Johanes returned to his office. While second Captain Yahya Wlodek was now officially in charge, the press would be expecting him to respond to their messages. And those questions would likely continue for several weeks if not months, until interest in the ship and its mission died down.
They reached the Kuiper belt one hundred and ten days later and were through it thirty three days after that. They, of course, scanned everything they passed with enough resolution that they were barely able to keep up and send that information back to their sponsors. Some of the objects they passed contained large amounts of fairly rare materials, and even more had large amounts of fissile elements. There was no doubt in either captain’s mind that soon after they left colonists would follow their course in order to claim those valuable rocks for themselves. The crew of the Trappist Traveler didn’t care, though. They could do nothing with the asteroids, and, with thousands of kilometers separating even the closest ones, they weren’t a threat to the ship.
At a distance of about point one light years, only four years and five months into the journey, the signal from the solar system became too weak for full quality data transmissions and they had to start decreasing the quality. The signal was just too weak for the equipment onboard to pick it up reliably, so some of the bandwidth had to be used for error correction, and that fraction steadily increased until at less that half a lightyear away, near the end of the initial burn, the signal had to be cut out completely. From that point forward all scientific data they gathered would be saved to the ship’s computer and transmitted once the Mega transceiver had been built in their target star system.
By that point they had found it necessary to activate parts of the ship that were meant more for colonial operation than for shipboard operations; nurseries, natal and pre-natal medical facilities, and early childhood schools. Few people had brought children onboard with them, as that would require them to have full custody of the child with no possibility of the other parent(s) getting even partial custody in the future, or bringing all parents onboard, but after the launch many of the crew had chosen to start families. It had been assumed that the nearly universal use of long term birth control by the crew would delay that, that only a few children would be born during the journey. But now the ship had over a thousand children under ten years old and that number was rapidly increasing with every year that passed. And according to the ship’s charter, they could make no rules limiting the reproductive rights of the crew.

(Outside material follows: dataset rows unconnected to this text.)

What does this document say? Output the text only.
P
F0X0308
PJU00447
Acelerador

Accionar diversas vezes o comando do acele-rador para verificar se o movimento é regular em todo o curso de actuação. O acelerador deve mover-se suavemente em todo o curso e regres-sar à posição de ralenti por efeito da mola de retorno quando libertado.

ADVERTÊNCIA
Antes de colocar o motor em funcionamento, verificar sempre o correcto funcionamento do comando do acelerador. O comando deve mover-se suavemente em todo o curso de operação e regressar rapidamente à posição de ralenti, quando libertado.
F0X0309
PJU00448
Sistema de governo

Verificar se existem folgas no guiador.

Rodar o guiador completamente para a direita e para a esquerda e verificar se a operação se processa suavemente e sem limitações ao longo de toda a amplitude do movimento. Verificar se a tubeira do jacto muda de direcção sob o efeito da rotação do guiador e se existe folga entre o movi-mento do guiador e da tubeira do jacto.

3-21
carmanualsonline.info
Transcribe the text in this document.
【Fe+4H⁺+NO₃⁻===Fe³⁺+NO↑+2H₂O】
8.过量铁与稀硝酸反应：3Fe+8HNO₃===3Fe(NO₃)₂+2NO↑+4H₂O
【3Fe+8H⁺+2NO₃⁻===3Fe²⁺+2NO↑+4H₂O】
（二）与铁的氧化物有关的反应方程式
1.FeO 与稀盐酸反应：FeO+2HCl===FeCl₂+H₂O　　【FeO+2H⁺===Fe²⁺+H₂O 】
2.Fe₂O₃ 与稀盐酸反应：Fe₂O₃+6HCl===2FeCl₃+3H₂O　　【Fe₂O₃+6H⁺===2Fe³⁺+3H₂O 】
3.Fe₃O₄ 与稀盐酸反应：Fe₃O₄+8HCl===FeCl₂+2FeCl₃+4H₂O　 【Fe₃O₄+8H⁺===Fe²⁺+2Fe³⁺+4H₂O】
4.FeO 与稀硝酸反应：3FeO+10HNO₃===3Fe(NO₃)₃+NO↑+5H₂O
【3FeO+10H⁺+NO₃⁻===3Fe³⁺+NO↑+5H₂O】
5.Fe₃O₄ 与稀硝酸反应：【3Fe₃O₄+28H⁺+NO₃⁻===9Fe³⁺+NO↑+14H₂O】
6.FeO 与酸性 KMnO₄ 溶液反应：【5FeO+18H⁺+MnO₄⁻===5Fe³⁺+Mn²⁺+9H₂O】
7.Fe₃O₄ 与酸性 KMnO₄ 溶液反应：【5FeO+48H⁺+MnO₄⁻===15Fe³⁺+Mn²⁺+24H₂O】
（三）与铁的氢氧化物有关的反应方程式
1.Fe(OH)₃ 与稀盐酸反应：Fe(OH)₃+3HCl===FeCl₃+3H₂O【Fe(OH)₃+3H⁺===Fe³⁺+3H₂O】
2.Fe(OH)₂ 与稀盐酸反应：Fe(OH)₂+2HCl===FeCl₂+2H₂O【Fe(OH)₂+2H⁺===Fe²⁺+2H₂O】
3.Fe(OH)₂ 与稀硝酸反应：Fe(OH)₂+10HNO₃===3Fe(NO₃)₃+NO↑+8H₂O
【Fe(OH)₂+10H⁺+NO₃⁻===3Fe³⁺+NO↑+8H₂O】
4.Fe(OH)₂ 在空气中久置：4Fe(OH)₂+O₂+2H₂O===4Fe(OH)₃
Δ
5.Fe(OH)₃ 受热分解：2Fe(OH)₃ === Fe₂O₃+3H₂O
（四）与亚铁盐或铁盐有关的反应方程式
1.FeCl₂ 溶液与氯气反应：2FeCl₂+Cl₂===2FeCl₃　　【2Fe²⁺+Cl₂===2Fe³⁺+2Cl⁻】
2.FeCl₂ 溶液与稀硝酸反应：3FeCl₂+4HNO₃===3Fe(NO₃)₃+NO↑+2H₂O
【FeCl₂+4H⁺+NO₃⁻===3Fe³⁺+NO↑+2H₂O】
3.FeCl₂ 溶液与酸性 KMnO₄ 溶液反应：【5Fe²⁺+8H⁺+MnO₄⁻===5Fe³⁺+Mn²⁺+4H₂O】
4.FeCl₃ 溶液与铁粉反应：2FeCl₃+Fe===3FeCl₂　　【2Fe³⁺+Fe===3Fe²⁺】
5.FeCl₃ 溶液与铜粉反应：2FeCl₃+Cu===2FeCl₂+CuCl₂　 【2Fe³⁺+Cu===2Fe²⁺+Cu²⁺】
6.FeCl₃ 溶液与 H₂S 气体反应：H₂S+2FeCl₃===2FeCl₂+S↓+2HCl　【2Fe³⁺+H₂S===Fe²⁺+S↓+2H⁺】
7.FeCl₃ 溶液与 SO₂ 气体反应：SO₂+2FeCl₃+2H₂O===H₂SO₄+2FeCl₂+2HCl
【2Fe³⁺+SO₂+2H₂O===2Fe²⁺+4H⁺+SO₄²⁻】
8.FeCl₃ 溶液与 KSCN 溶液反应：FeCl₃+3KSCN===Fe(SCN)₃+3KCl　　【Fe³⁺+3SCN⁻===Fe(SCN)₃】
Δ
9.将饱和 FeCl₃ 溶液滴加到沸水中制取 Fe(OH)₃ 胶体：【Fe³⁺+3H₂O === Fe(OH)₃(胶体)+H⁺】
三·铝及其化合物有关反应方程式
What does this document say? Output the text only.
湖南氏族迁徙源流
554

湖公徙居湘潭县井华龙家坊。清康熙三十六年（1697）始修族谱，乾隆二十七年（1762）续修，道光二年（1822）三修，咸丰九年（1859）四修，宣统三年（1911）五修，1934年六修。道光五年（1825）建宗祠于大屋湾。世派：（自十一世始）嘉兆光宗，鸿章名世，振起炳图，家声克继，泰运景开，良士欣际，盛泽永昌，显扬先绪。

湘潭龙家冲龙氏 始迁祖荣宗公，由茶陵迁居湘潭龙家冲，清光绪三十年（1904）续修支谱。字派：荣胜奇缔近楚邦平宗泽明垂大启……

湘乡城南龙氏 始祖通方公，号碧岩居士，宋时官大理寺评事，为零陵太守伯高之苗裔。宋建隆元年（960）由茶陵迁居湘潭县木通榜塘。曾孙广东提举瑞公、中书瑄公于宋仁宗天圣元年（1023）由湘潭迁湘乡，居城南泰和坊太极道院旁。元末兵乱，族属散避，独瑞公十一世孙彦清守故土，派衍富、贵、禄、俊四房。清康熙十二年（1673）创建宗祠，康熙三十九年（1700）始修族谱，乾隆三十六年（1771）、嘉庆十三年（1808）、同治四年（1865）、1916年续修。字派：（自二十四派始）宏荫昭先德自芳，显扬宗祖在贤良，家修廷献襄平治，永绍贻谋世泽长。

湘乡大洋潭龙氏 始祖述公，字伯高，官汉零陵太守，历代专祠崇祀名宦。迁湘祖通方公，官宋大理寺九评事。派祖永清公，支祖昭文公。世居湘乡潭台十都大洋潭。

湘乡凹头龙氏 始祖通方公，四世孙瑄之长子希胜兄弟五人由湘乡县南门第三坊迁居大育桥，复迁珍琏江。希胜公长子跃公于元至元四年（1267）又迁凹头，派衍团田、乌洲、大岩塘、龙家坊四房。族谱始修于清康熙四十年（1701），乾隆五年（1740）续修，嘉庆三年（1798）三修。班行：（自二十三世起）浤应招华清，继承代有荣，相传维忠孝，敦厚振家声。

Johanes had thought about having a child of his own, of course, but he decided against it. Even if he could find a willing woman, any relationship would compromise his objectivity. He couldn’t risk showing favoritism to one of the crew, and so he must remain single, content with only the occasional fling, usually in VR, where you never knew what the other person looked like or even if they were the type you were interested in. You only knew their avatar, and that was enough for the occasional rendezvous.